State senators are considering legislation that would crack down on Iowa businesses that sell products used to smoke meth.

“Metallic and glass devices that are commonly used in one of the biggest problems that Iowa has right now, which is smoking methamphetamines, so we’re trying to define these devices,” says Senator Dan Dawson, a Republican from Council Bluffs who is also a special agent for the Iowa Division of Criminal Investigation.

It is illegal to sell “drug paraphernalia” in Iowa, but Dawson says some Iowa businesses claim these devices are for smoking tobacco or burning incense. The bill would require businesses to have a license to sell cigarettes and other tobacco products, plus another license with a yearly thousand-dollar fee to sell these glass and metal pipes. In addition, a new state excise tax would be imposed on every item sold — and those fees would go toward supporting the state’s drug courts.

“On a personal level, I think it’s unconscionable for a business owner to sell these devices full well knowing the destruction that these things eventually create in a people’s lives and then ask taxpayers to pay for it on the back end through the court system, through a variety of other issues,” Dawson says.

“U.S. Constitutional case law says I can’t ban the device so what I’m going to try to do is at least make that business owner deploy a conscious business decision that if I’m going to sell these, this is what the cost’s going to be and at least give some relief to the taxpayer on the back end.”

Dawson has gotten testimony from Iowa narcotics agents who say some of these pipes are being sold for as much as $3000.

“These things have proliferated now throughout the state of Iowa,” Dawson says. “We have gas stations selling these devices.”

The bill would require retailers to keep these devices out of reach of minors, so they’d have to go behind the counter alongside cigarettes. Dawson says meth is the most common illegal drug in the state now and meth power or rocks is often heated to generate fumes that are inhaled.

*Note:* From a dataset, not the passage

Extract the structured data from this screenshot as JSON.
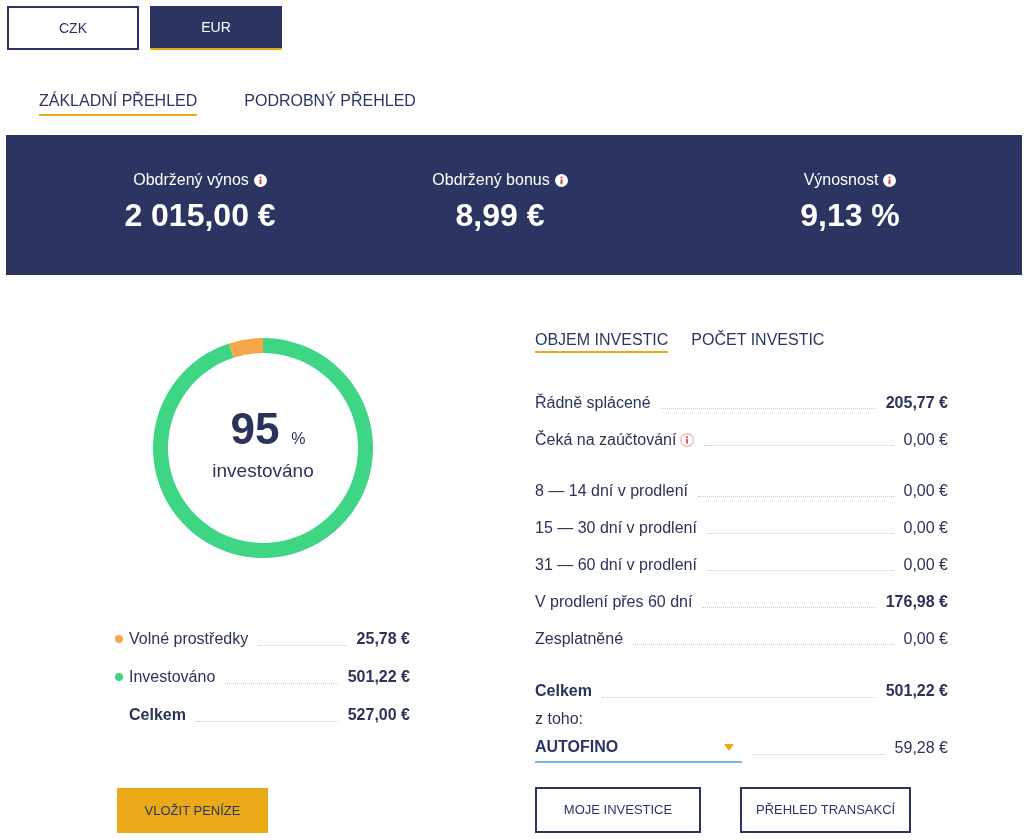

“You can’t apply a direct flame to them, otherwise you burn the product,” Dawson says.

Glass and metal pipes are commonly used for a key reason, according to Dawson.

“How people would smoke methamphetamines used to be back in the day you’d put it on aluminum foil and you’d heat the bottom and they’d use like a pen to smoke it which would create a residue on there, so that would be drug paraphernalia,” Dawson says. “But what people are doing now is they are buying these glass pipes because if they encounter law enforcement they can throw it on the ground and smash it right away and destroy the evidence, which is why it’s becoming more of a preferred use here for people using those illicit drugs.”

The bill has cleared the Senate Commerce Committee. It’s scheduled for review this week in the Senate Ways and Means Committee. There are a variety of lobbying groups registered on the legislature’s website as monitoring the bill, but no individual or group has registered in opposition.